Tuesday’s flights — which included fighter jets, bombers, and anti-submarine and early warning aircraft — surpassed the previous peak of 25 planes reported on April 12.
Beijing claims full sovereignty over Taiwan, a democracy of almost 24 million people located off the southeastern coast of mainland China, even though the two sides have been governed separately for more than seven decades.
While there was no immediate comment from Beijing on Tuesday’s flights, the news comes after the Group of Seven leaders issued a joint statement on Sunday scolding China for a series of issues and underscored the importance of peace and stability across the Taiwan Strait — comments China condemned as “slander.”
Taiwan has complained in recent months of repeated missions by China’s air force near the island, concentrated in the southwestern part of its air defense zone near the Taiwan-controlled Pratas Islands.
The US Federal Aviation Administration defines an ADIZ as “a designated area of airspace over land or water within which a country requires the immediate and positive identification, location and air traffic control of aircraft in the interest of the country’s national security.”
An ADIZ is not the same as sovereign airspace, which extends 12 nautical miles from a nation’s shore.
The latest Chinese mission involved 14 J-16 and six J-11 fighters, as well as four H-6 bombers, which can carry nuclear weapons, and the anti-submarine, electronic warfare and early warning aircraft, Taiwan’s Defense Ministry said.

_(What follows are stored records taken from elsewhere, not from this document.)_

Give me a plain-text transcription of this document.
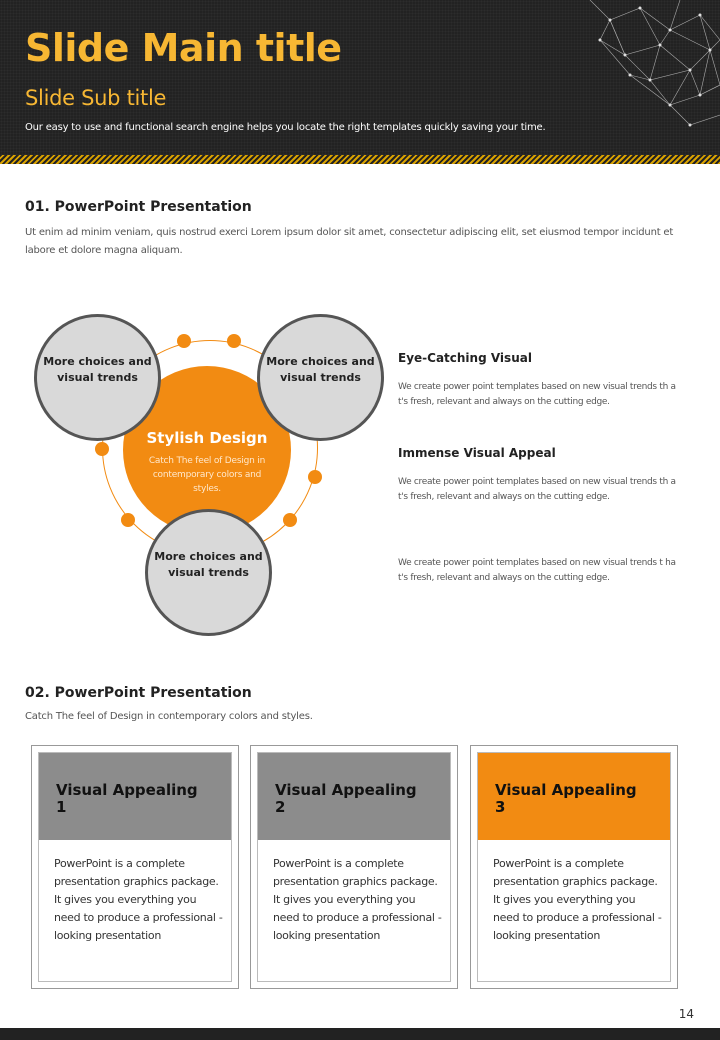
Slide Main title
Slide Sub title
Our easy to use and functional search engine helps you locate the right templates quickly saving your time.
01. PowerPoint Presentation
Ut enim ad minim veniam, quis nostrud exerci Lorem ipsum dolor sit amet, consectetur adipiscing elit, set eiusmod tempor incidunt et labore et dolore magna aliquam.
Stylish Design
Catch The feel of Design in contemporary colors and styles.
More choices and visual trends
More choices and visual trends
More choices and visual trends
Eye-Catching Visual
We create power point templates based on new visual trends th at's fresh, relevant and always on the cutting edge.
Immense Visual Appeal
We create power point templates based on new visual trends th at's fresh, relevant and always on the cutting edge.
We create power point templates based on new visual trends t hat's fresh, relevant and always on the cutting edge.
02. PowerPoint Presentation
Catch The feel of Design in contemporary colors and styles.
Visual Appealing 1
PowerPoint is a complete presentation graphics package. It gives you everything you need to produce a professional - looking presentation
Visual Appealing 2
PowerPoint is a complete presentation graphics package. It gives you everything you need to produce a professional - looking presentation
Visual Appealing 3
PowerPoint is a complete presentation graphics package. It gives you everything you need to produce a professional - looking presentation
14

The ministry added that Taiwanese combat aircraft were dispatched to intercept and warn away the Chinese aircraft, while missile systems were also deployed to monitor them.
Not only did the Chinese aircraft fly in an area close to the Pratas Islands, but the bombers and some of the fighters flew around the southern part of Taiwan close to the bottom tip of the island, according to a map the ministry provided.
China’s Defense Ministry did not respond to a request for comment.
China has in the past described such missions as necessary to protect the country’s sovereignty and deal with “collusion” between Taipei and Washington, which have no formal diplomatic ties.
China describes Taiwan as its most sensitive territorial issue and a red line the United States should not cross. It has never renounced the possible use of force to ensure eventual unification.